In fact, much of the city is still under construction, despite its apparent failure.  Looks like China can outshine the world when it comes to the size of your property bubble too.  I’d love to visit this place … but it’s a long way to go to see nothing …

The same is happening in Zhengzhou New City, where huge public buildings and public spaces (not to mention the ubiquitous grand lake) have never been used.

   

It’s sad to think that the aspirations and energy of so many people go into making something that is never used.  I hope I am designing for people, not ghosts.

7 Responses to A city full of ghosts

  1. luKe says:

    The alarm bells start ringing when you see things like this.
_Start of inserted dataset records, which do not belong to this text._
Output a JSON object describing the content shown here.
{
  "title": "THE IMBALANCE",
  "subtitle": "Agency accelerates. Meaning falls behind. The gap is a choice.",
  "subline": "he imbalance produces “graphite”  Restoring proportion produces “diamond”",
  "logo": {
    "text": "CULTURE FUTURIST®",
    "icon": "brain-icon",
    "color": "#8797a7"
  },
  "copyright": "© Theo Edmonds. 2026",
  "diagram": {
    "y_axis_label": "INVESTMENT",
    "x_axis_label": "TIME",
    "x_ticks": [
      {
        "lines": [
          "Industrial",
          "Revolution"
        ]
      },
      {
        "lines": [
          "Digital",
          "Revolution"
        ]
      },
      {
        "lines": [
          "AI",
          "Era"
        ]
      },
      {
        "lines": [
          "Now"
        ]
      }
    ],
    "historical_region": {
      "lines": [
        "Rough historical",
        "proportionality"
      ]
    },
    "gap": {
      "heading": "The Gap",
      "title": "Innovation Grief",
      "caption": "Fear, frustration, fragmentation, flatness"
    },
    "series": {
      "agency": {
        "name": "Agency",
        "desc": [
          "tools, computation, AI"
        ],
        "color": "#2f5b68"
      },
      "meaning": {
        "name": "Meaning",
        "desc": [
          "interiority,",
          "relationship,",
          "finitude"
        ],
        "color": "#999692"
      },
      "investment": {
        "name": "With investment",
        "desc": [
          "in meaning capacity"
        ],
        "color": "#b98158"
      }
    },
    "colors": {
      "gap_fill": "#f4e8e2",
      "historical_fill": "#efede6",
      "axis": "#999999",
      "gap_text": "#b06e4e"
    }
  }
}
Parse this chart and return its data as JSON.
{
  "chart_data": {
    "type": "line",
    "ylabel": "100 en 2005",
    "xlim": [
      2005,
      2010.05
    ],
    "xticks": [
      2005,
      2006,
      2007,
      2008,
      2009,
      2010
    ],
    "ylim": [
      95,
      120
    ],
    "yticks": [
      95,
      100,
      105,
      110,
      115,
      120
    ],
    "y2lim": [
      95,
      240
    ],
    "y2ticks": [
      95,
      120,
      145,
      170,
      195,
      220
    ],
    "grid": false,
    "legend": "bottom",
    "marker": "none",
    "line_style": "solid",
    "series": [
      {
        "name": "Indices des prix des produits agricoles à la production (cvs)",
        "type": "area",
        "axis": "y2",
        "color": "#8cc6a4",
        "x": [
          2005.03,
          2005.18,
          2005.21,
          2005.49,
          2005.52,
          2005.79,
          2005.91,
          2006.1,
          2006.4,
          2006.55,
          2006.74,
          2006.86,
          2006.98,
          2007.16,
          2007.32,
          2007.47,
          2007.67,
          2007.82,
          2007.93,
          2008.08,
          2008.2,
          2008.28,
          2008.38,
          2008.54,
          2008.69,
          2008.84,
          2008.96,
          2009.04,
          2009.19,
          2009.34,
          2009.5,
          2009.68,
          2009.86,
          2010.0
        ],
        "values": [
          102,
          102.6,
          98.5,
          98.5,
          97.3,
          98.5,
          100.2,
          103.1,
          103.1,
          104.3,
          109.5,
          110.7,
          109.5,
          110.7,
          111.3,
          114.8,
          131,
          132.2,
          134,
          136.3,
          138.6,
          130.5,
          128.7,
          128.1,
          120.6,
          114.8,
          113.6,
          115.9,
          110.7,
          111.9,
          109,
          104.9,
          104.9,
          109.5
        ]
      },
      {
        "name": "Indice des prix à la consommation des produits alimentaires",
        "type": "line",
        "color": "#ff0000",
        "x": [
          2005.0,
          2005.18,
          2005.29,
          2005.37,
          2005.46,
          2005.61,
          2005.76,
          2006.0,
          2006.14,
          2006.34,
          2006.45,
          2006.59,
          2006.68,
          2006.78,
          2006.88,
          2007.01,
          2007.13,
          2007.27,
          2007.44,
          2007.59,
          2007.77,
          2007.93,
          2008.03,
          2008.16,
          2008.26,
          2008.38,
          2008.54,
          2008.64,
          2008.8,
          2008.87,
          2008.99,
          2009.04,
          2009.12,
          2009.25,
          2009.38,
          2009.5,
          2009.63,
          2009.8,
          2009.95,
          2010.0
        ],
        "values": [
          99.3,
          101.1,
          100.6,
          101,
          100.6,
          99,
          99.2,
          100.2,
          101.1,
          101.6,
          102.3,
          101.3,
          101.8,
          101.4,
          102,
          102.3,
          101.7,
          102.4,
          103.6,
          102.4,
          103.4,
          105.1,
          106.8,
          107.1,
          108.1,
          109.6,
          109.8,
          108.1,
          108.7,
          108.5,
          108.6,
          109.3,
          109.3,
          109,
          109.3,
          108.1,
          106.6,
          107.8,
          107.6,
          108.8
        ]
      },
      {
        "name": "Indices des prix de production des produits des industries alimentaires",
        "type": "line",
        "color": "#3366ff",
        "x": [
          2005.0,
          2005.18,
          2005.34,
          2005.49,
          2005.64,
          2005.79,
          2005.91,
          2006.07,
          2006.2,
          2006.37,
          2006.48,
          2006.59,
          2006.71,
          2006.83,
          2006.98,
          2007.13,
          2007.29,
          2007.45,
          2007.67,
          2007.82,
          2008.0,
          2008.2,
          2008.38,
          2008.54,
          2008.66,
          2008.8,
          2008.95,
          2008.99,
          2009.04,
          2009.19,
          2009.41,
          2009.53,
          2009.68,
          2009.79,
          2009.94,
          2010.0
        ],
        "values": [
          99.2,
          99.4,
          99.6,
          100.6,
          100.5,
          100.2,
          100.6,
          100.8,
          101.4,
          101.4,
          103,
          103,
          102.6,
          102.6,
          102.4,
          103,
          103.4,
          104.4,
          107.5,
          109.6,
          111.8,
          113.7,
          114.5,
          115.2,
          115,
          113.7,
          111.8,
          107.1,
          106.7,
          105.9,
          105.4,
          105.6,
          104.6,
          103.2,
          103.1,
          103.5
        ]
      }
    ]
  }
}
    • If the alarm bells are ringing and there’s no-one there to hear them, do they make a sound? 🙂
      You never know though … China is one of the few places in the world where this kind of place could end up working out successfully – depending on what your measure of success is, of course …

  2. luKe says:

    Nearly ten years ago I visited the ancient desert “city” of Kashgar in Xinjiang province. A magnificent labyrinth of Turkic mud-brick houses, metre-thick walls, shaded lanes and iconic wind towers for the drying of grapes.
    Since that fortunate visit the brilliant planners at Beijing command central have managed to divert hundreds of thousands of Han Chinese into this relic of the Silk Route and accommodate them in a score of anonymous concrete towers. Similtaneously the planners have bulldozed the ancient mud-brick buildings of Kashgar and their dissident indigenous inhabitants such that Kashgar is now a sanitised shimmer of its once great self and the local people are spirit-broken and outnumbered by the rice-eating mouths from the east. If this monstrous act of social determination can be acheived so quickly then surely other hundreds of thousands of Han from the over-crowded east can also be trucked in to another “autonomous region” to populate (and exert control over) this ghost city of inner Mongolia.

  3. bitbot says:

    What, that giant poo doesn’t tempt you to visit, doctor?

  4. Pingback: Figuring out the last year … « That Look Crayzy!

  5. Master of Architecture says:

    Please stop including the map of Taiwan when you say its a map of China. It’s confusing and misleading.